Tuesday 12 February 2013

Renée of France

The Bible is transparent about the failings of God's people but some Christian biographies suggest that a state of sinless perfection occurs on earth. Not so this biography of Renée of France by Simonetta Carr, published by EP books.

Renée is a lesser known Reformation character and a deeply flawed one. Renée was born a French princess but married off to a lesser Italian potentate for political reasons. Renée had Protestant beliefs which were not shared by her husband but there was also marital discord on account of Renée's spending habits and the rather French character of her court.

This fascinating biography leads us through Renée's life, in Italy, where she was visited by famous French reformers including Clement Marot, the poet, and John Calvin as well as by thinkers whose understanding was less than reformed. Poor Renée vacillated between standing firm for the Reformation and compromise.
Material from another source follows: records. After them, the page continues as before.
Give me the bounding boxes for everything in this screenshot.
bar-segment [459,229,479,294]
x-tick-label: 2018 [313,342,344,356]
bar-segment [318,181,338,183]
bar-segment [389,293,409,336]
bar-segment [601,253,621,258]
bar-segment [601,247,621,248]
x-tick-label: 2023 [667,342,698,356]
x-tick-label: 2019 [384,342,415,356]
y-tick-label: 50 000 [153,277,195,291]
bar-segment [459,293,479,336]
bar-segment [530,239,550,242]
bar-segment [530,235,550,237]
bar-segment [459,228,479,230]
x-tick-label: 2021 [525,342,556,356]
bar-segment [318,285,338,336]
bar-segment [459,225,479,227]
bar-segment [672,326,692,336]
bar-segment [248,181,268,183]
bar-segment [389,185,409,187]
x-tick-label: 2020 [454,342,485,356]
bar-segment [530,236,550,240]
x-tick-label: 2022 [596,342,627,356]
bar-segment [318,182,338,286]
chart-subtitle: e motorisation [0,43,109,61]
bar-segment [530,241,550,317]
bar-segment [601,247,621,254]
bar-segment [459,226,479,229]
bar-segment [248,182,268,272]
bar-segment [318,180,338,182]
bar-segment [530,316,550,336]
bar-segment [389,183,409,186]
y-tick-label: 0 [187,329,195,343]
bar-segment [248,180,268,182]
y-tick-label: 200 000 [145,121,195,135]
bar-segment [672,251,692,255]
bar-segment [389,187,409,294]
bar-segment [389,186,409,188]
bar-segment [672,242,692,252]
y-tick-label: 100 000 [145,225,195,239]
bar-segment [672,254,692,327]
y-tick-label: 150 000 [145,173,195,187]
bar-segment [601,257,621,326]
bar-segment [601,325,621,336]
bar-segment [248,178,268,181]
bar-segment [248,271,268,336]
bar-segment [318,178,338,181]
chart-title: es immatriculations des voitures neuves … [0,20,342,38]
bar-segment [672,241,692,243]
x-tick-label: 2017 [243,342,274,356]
Did it matter whether she attended mass and the Lord's supper? Would she be causing offence to others if she stopped going to mass? Should she keep reformed thinkers at her court or dismiss them?

Renée's husband, the Duke of Este, died suddenly and Renée made the decision, against John Calvin's advice to return to her estates in France. She narrowly escaped with her life in the St Bartholomew's Day massacre and her estates became a haven for Protestants. Yet, Renée had a problem: her son in law was the Duke of Guise who was a major force for the Roman Catholic side in the Wars of Religion, in France.

One of the fascinating features of Renée's life is her almost thirty year correspondence with Calvin whose letters are pastoral and encouraging. He urges Renée to have sound teachers in her court; deals with whether the way we worship God is important and urges her to submit to the church and support it.

There is so much to learn from this frail saint in these days. It is easy to criticise but how many of us would be ready to stand firm under pressure to conform which might mean loss of property or even life? Renée suffered from having preachers who compromised for convenience sake. She made mistakes but sought forgiveness. Her weakness meant that she was viewed with suspicion by many Protestants and yet, the King of France refused to allow her a Roman Catholic funeral because of her Protestant views.

Definitely, a book to read and muse over.

I was provided with an e-copy of this book for the purposes of the review. The opinions are entirely my own.


  1. Thank you for this thoughtful review!

    1. Thank you-I enjoyed this thought provoking book!

  2. Sarah,

    Thanks for contributing to the Bitesize Biographies - Renee of France blog tour.